Este artigo faz parte de uma série de publicações da autoria da equipa de investigação do projeto DeOthering, publicada no Alice News com cadência mensal.
Os discursos europeus de contestação ao multiculturalismo e de rejeição do acolhimento de refugiados/as têm-se alimentado fortemente de imaginários coloniais e orientalistas em torno do homem muçulmano como misógino e potencial agressor sexual. A cobertura jornalística e os debates políticos em torno dos acontecimentos da Passagem de Ano de Colónia em 2015/16 expõem emblematicamente uma tendência atual para racializar a violência sexual perpetrada por imigrantes, sobretudo quando estes são originários de países de maioria muçulmana, tendência que permite que a violação se venha tornando num privilegiado marcador cultural de exclusão do Islão da “nação imaginada”.
A Alemanha é de facto uma sociedade fortemente marcada por situações de pânico moral em torno de crimes sexuais perpetrados por imigrantes, geradoras de uma crescente associação entre imigração e violência sexual. Iconografias e narrativas do reportório dos extremismos xenófobos têm vindo a ganhar espaço no debate político e entre o senso comum. As vozes de extrema-direita destacam-se simultaneamente como promotoras e beneficiárias desta evolução no debate político, num contexto em que o descrédito pelos meios de comunicação tradicionais é concomitante com a emergência de um terreno fértil para as teorias de conspiração, frequentemente alavancadas em narrativas de vitimização nacional, disseminadas através das redes sociais. É nesse sentido que valerá a pena olhar para as páginas Facebook da Alternative für Deutschland (AfD), o principal partido de extrema-direita do país, para melhor perceber como se processa a construção e disseminação de narrativas de pânico moral, de fake news e, de um modo geral, de discursos de ódio, racistas e xenófobos. Como é sabido, o discurso “anti-sistema” da AfD no contexto das chamadas “crise do euro” e “crise dos refugiados” (na prática, a contestação às políticas da Chanceler Merkel nestas questões) deu-lhe popularidade, abrindo-lhe caminho para a representação parlamentar. As páginas Facebook do partido dirigem-se assim a um eleitorado descrente dos partidos tradicionais e dos media convencionais. No entanto, enquanto partido com assento parlamentar, a comunicação da AfD tem de obedecer à constituição alemã. É neste sentido, como espaço de disseminação de ideias xenófobas dentro dos limites estabelecidos pela lei alemã sobre discurso de ódio, que as páginas da AfD no Facebook são uma fonte útil para perceber como a retórica extremista entra na comunicação social e influencia os debates atuais sobre migração.

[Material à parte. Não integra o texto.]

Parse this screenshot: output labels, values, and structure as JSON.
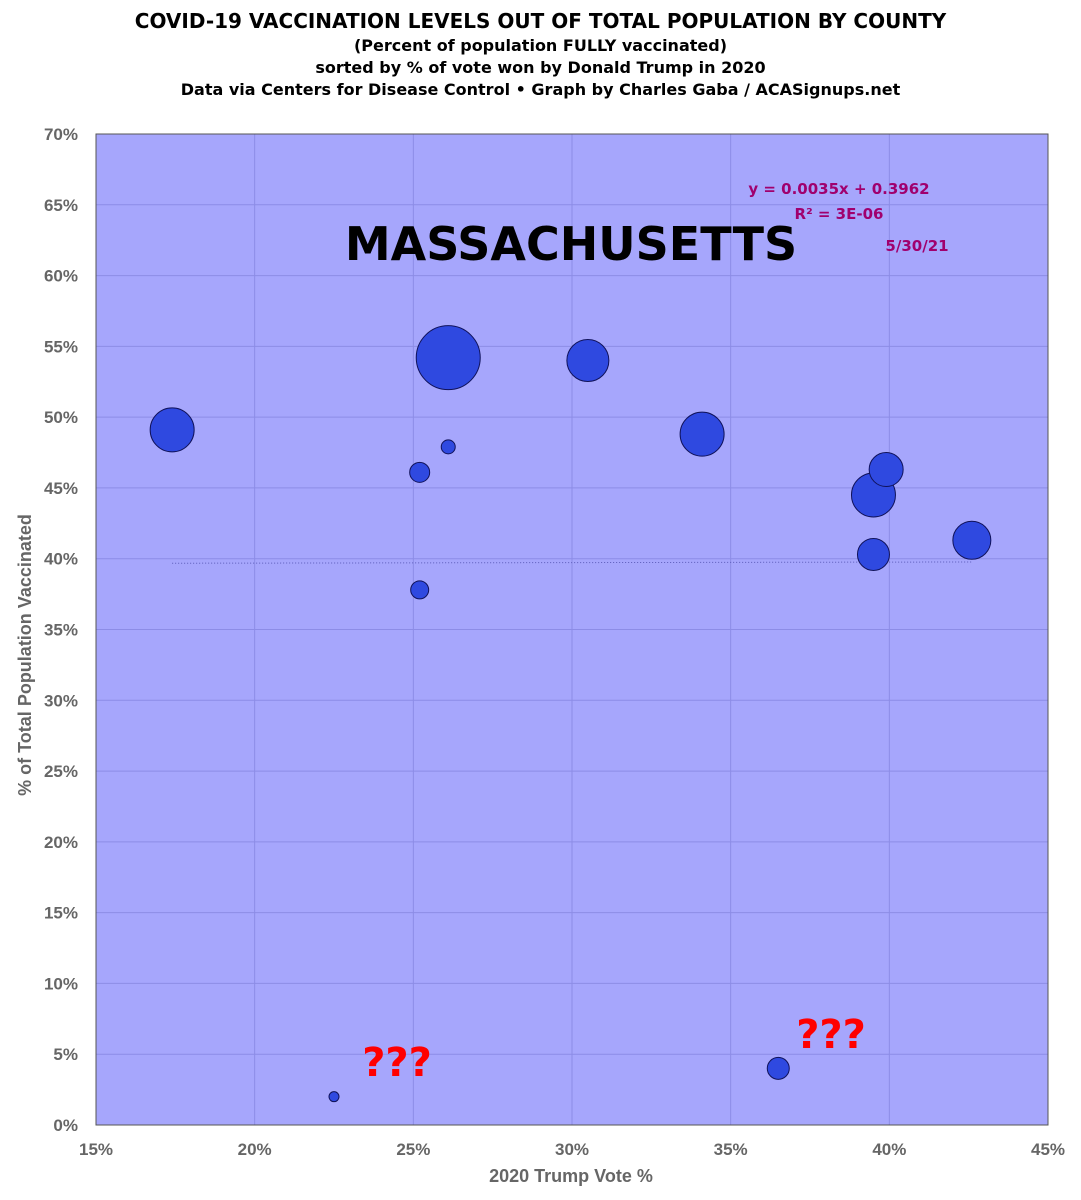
{
  "header": {
    "line1": "COVID-19 VACCINATION LEVELS OUT OF TOTAL POPULATION BY COUNTY",
    "line2": "(Percent of population FULLY vaccinated)",
    "line3": "sorted by % of vote won by Donald Trump in 2020",
    "line4": "Data via Centers for Disease Control • Graph by Charles Gaba / ACASignups.net"
  },
  "colors": {
    "plot_bg": "#a6a6fc",
    "grid": "#8c8ce6",
    "bubble_fill": "#2f49e0",
    "bubble_stroke": "#10125a",
    "trend": "#5a5ab8",
    "annotation": "#a0006e",
    "question": "#ff0000"
  },
  "chart_data": {
    "type": "scatter",
    "title": "MASSACHUSETTS",
    "xlabel": "2020 Trump Vote %",
    "ylabel": "% of Total Population Vaccinated",
    "xlim": [
      0.15,
      0.45
    ],
    "ylim": [
      0,
      0.7
    ],
    "x_ticks": [
      "15%",
      "20%",
      "25%",
      "30%",
      "35%",
      "40%",
      "45%"
    ],
    "y_ticks": [
      "0%",
      "5%",
      "10%",
      "15%",
      "20%",
      "25%",
      "30%",
      "35%",
      "40%",
      "45%",
      "50%",
      "55%",
      "60%",
      "65%",
      "70%"
    ],
    "grid": true,
    "points": [
      {
        "x": 0.174,
        "y": 0.491,
        "size": 22
      },
      {
        "x": 0.225,
        "y": 0.02,
        "size": 5
      },
      {
        "x": 0.252,
        "y": 0.461,
        "size": 10
      },
      {
        "x": 0.252,
        "y": 0.378,
        "size": 9
      },
      {
        "x": 0.261,
        "y": 0.542,
        "size": 32
      },
      {
        "x": 0.261,
        "y": 0.479,
        "size": 7
      },
      {
        "x": 0.305,
        "y": 0.54,
        "size": 21
      },
      {
        "x": 0.341,
        "y": 0.488,
        "size": 22
      },
      {
        "x": 0.365,
        "y": 0.04,
        "size": 11
      },
      {
        "x": 0.395,
        "y": 0.445,
        "size": 22
      },
      {
        "x": 0.395,
        "y": 0.403,
        "size": 16
      },
      {
        "x": 0.399,
        "y": 0.463,
        "size": 17
      },
      {
        "x": 0.426,
        "y": 0.413,
        "size": 19
      }
    ],
    "trendline": {
      "slope": 0.0035,
      "intercept": 0.3962,
      "x_range": [
        0.174,
        0.426
      ]
    },
    "annotations": {
      "equation": "y = 0.0035x + 0.3962",
      "r_squared": "R² = 3E-06",
      "date": "5/30/21",
      "question_marks": [
        "???",
        "???"
      ]
    }
  }
}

Os cartazes virtuais de fundo azul com o logo da AfD no canto inferior direito, postados mensalmente na página nacional Facebook do partido com uma média mensal de 30 a 60, revelam o que este considera serem os pontos centrais do seu programa político e os valores em que aposta na comunicação com o seu eleitorado. Inseridos num sistema de transmissão de informação em três etapas, os cartazes são acompanhados por um breve texto de contextualização e pelo link para a fonte da informação em que a mensagem do cartaz se apoia (frequentemente um artigo de jornal).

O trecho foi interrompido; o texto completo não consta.